Unfortunately, the state is Janus-faced with regard to Dalits, and it is as the oppressor of Dalits that is presented foremost. Thus, it took Sunar hours in the heart of the capital before the police even registered her complaint. Far away in Rukum, the state was present in the person of Dambar Bahadur Malla, the ward chairperson who is reported to have led the attack on BK and his friends. I do not know whether readers noticed it or not but in all the reporting on the Rukum killings that mentioned Malla’s complicity in it not once was it explicitly stated that he had been elected on a Communist Party of Nepal (Maoist Centre) ticket and at that time belonged to the ruling Nepal Communist Party (NCP). I do not know if that was an oversight or a deliberate omission but that is a pattern evident in other cases as well, most notably not long after the Rukum case of the death of Angira Pasi of Devdaha Municipality in Rupandehi district. Here, too, an elected official was implicated but his party affiliation was kept out of the reporting. (For the record, the ward chair involved, Amar Bahadur Chaudhary, is from the Nepali Congress.)
As far as I know, neither official has been denounced by his respective party, and this reflects poorly on the Maoists more than any other party. Together with adjoining Rolpa, Rukum was one of the districts most strongly affected by their insurgency and where their writ against casteism held sway the longest. In fact, it has been reported that BK was given to understand by the girl he loved that since they came from a family of Maoists, caste differences would not matter. She was probably naïve enough to believe that rhetoric; for, like much of their agenda that took a backseat after the Maoists joined mainstream politics, their attitude towards gender equality and continued atrocities against Dalits has also taken a regressive turn. It was reported at the time that powerful Maoist leaders did their best to get Malla off the hook, and it was only due to the sheer pressure of public opinion that they failed.

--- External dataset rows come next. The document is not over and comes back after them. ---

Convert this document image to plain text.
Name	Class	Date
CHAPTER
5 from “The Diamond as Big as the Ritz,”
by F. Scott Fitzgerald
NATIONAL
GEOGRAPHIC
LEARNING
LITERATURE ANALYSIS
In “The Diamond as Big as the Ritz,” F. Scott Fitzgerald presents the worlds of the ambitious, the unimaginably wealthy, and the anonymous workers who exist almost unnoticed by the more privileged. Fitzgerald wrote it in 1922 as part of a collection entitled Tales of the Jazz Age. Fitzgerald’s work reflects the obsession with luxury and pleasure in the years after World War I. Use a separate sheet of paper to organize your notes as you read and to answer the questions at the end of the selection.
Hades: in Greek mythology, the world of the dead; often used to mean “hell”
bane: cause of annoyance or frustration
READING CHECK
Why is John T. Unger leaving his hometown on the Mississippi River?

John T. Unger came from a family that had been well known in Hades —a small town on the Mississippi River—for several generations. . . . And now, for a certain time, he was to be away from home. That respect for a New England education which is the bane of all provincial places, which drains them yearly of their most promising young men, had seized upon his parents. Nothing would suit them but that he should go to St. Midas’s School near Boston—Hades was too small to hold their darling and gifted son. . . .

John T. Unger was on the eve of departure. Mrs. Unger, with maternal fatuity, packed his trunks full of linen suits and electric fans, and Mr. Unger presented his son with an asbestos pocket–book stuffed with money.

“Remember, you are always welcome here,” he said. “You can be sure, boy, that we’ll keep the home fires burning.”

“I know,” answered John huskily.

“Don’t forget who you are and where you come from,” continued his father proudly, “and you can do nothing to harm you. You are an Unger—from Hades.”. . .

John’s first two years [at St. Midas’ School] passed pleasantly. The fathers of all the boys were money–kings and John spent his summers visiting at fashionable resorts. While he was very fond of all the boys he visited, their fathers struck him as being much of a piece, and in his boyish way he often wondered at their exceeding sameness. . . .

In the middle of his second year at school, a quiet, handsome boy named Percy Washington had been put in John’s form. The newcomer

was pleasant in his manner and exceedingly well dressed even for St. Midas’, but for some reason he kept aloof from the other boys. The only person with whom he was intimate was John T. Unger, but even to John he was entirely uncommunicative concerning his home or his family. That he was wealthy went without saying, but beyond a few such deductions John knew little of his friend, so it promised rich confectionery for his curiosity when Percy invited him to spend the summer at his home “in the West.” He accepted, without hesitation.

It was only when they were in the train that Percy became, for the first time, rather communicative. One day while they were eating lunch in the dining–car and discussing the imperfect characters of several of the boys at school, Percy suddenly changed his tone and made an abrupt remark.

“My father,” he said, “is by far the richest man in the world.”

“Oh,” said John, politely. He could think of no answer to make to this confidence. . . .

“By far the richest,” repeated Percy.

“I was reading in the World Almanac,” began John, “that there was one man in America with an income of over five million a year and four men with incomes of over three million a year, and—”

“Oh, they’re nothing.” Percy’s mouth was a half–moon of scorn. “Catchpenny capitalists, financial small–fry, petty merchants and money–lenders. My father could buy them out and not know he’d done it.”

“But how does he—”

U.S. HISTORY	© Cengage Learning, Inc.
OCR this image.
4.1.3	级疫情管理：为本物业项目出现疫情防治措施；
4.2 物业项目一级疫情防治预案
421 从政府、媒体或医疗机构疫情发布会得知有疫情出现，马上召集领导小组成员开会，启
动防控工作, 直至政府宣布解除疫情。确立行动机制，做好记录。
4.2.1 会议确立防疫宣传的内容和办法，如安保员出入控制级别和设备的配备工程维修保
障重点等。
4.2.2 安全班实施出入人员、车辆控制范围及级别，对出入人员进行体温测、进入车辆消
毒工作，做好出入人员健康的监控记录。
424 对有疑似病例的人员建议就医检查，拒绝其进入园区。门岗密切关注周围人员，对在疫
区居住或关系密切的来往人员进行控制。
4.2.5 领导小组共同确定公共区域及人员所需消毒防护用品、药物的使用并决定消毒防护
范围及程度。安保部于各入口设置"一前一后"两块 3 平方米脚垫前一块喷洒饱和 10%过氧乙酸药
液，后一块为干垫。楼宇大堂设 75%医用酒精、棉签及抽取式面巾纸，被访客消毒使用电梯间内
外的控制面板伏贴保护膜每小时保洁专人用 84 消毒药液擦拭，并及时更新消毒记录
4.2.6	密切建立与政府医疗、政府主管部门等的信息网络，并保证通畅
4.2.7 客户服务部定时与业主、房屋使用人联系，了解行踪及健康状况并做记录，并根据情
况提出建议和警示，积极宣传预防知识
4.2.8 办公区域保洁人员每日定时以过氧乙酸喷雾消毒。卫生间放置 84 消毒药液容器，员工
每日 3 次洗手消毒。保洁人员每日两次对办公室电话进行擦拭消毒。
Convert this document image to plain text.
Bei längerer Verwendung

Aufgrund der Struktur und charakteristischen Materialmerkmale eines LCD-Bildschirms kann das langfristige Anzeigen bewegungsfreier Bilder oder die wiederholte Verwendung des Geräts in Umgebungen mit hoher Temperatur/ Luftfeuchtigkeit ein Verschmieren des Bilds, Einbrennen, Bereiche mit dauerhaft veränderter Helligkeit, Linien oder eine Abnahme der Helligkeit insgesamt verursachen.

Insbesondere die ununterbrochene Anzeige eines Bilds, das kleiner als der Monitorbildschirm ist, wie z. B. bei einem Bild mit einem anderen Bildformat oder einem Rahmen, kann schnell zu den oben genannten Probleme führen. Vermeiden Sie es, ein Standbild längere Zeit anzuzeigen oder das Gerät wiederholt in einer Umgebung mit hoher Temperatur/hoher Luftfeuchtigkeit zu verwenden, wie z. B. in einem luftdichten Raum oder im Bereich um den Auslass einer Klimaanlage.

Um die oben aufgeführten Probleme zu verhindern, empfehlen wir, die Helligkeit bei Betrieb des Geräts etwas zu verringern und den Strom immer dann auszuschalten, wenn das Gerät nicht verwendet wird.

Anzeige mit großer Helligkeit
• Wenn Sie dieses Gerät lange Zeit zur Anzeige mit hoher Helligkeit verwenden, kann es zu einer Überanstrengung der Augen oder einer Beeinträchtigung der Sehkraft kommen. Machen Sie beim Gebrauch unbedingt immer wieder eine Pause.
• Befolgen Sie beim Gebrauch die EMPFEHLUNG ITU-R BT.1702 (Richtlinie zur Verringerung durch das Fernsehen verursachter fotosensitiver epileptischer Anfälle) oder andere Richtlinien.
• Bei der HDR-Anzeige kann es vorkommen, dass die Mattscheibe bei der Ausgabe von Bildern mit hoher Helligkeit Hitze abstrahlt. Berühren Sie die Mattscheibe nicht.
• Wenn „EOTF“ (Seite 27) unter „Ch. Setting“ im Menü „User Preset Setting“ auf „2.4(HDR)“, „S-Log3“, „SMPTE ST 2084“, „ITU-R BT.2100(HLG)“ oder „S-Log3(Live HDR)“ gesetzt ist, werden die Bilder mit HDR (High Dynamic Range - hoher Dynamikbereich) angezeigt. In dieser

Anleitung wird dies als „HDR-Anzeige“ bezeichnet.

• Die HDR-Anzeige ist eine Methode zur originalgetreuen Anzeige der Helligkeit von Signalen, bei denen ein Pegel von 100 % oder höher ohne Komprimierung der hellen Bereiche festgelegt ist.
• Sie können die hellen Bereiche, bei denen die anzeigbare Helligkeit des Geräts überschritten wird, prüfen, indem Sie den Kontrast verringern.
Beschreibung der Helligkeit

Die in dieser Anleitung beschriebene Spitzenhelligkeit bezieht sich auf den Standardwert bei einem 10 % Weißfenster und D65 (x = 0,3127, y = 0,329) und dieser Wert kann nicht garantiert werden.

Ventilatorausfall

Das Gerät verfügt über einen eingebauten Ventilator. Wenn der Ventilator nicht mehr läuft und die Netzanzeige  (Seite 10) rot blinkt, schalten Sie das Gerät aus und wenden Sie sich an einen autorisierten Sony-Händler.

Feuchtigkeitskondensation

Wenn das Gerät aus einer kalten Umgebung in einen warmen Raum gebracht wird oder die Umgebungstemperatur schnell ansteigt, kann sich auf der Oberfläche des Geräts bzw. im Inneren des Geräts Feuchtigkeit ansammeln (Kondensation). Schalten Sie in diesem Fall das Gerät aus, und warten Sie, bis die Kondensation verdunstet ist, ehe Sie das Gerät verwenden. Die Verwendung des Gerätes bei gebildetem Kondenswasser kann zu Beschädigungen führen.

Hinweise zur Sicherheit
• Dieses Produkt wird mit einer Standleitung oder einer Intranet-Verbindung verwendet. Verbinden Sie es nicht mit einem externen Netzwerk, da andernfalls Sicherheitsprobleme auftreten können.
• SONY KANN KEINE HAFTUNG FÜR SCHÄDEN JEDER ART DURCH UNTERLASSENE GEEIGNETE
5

To complete the circle, we needed a CPN-UML example of protecting caste privilege, and sure enough, along came Education Minister Krishna Gopal Shrestha standing firmly on the side of the perpetrator and against Sunar. That is the crux of the problem. The backlash against Sunar on social media is painful enough to even read but perpetuating the environment to make it even possible are those very individuals whose stated mission in life should have been to fight against it. So long as politicians in power are allowed to get away with visiting atrocities against Dalits, either through action or otherwise, and so long as those at the top of the party hierarchy grant them leave to do so, we will continue to be served platitudes like our UPR report that does show progress but which in reality is an infinitesimal one at best.